The major gridlines are yearly, and I've added in a red trend line that notes the tendency towards more negative content over time. I'd just caution the value of the trend line itself, as these are not really meant to track data of this type in this way. While it does present a trajectory, this is mainly because there are quite a few 0-scored items early on, and it is using the first entry as a starting point. It would be better to signal a rolling average score on a weekly or monthly basis, but we needed this graph for discussion more than we needed it for publication. What the trend line does do is point to a trend towards a negativity of -0.2. While this may not sound significant,
vader
does not provide a relative compound score of sentiment. This is an absolute score, which would suggest that there is a significant negative tendency here.There are a lot of neutral articles sitting at or near 0, and these are indicative of items that are not making any significant claim in their title, while still speaking to the topic of children and technology. It would be easy to read this neutrality as being 'unimportant' or otherwise signalling a non-problem, but it's worth paying attention to the degree to which technology is seen as unremarkable or unimportant. There will be a limit here in terms of the changing nature of language - I’m not sure that Vader is totally up to the task of capturing sentiment in a comparative fashion over time, which may account for changing sentiment over the reference window.
04. Data selection and reliability
Headlines operate on a clickbait logic, which is to say that they are an entreatment to read that theoretically draw on traditional rhetoric to engage readers. Of this, pathos is notably highly effective in engaging readers (ethos at times, and rarely logos) and drawing engagement.

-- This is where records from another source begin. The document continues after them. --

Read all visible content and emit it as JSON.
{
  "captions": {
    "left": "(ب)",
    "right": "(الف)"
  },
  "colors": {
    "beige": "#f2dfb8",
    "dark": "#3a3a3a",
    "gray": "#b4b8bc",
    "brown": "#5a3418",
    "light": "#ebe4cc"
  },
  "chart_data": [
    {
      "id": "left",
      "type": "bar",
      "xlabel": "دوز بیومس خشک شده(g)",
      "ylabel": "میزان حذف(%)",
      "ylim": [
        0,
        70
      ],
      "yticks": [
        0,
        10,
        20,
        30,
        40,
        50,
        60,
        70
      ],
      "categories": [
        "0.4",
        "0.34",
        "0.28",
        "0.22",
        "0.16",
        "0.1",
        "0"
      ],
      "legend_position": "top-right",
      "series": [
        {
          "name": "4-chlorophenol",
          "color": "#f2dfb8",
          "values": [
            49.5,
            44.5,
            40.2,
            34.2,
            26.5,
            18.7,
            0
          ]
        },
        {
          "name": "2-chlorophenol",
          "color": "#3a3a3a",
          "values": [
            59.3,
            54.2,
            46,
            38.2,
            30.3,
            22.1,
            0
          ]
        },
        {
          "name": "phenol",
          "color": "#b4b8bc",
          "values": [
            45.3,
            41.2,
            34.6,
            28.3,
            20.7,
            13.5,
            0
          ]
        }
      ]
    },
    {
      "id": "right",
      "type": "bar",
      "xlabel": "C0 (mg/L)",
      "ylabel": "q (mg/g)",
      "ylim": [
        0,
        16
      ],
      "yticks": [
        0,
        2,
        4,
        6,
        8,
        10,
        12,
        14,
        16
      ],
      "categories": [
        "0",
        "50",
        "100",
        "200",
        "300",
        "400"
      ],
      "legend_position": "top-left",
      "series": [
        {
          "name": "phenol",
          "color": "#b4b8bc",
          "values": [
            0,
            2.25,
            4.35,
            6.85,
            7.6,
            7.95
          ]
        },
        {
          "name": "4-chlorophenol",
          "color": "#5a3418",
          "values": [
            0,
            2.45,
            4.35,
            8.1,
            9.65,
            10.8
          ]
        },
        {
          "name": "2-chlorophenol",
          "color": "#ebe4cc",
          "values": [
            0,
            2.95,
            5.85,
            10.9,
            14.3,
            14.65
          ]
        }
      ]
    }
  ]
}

What this means is that headlines are likely to be relatively heightened in emotional terms relative to both the situation being discussed and the content at the heart of the matter. This also means that sentiment analysis tools, such as
vader
, are going to find it easier to have sensitive responses to short form text, as it will tend to include phrases and terms that are key for sentiment analysis. What is also important for this is that, barring opinion/editorial content, headlines are generally going to avoid having the kinds of statements that tend to trip up sentiment analysis, specifically irony, insincerity, and pantomime. Can't say the same thing for puns, however.The source data for the graph above was created with a provisional search string, which will be revised for the final working paper. The newspapers targeted for analysis were selected to align with the papers that the National Library of Australia keeps on record, which are noted here
[↗]
.The timeframe for data selection runs from 2000/01/01 to 2022/12/31. No other search terms were filtered.05. Factiva Search
The search that we ran on Factiva used the following terms:
(child* OR infant* OR toddler* OR baby OR babies) AND (digital* OR technolog* OR internet OR online OR electronic* OR networked OR screen time OR mobile OR phone* OR smart phone* OR smartphone* OR cell phone OR tablet OR ipad OR iPhone OR computer* OR "smart toys" OR “electronic toys” OR social media OR platform* OR youtube OR video* OR streaming OR streams OR games OR gaming OR messaging OR chatroom*)
Some of the terms in the search are deliberately antiquated, as the period being searched covers a wide array of socialised technological developments - including the development of the iPhone, Facebook, networked gaming at scale, and streaming media of all sorts.
06. References
- Duffy, G., Fordyce, R. and Mannell, K., 2024. Analysing Australian news media reporting about the role of digital technologies in children’s lives. https://digitalchild.org.au/wp-content/uploads/2024/08/Duffy-Fordyce-Mannell-Analysing-Australian-news-media-reporting.pdf
- Fordyce, R. 2024. headlineparse. v.0.1.1. Github. https://github.com/rdef/headlineparse
- Future Publishing Ltd. 1973. “Have you got square eyes?” It’s Here! And Now! 29 September 1973, p. 29.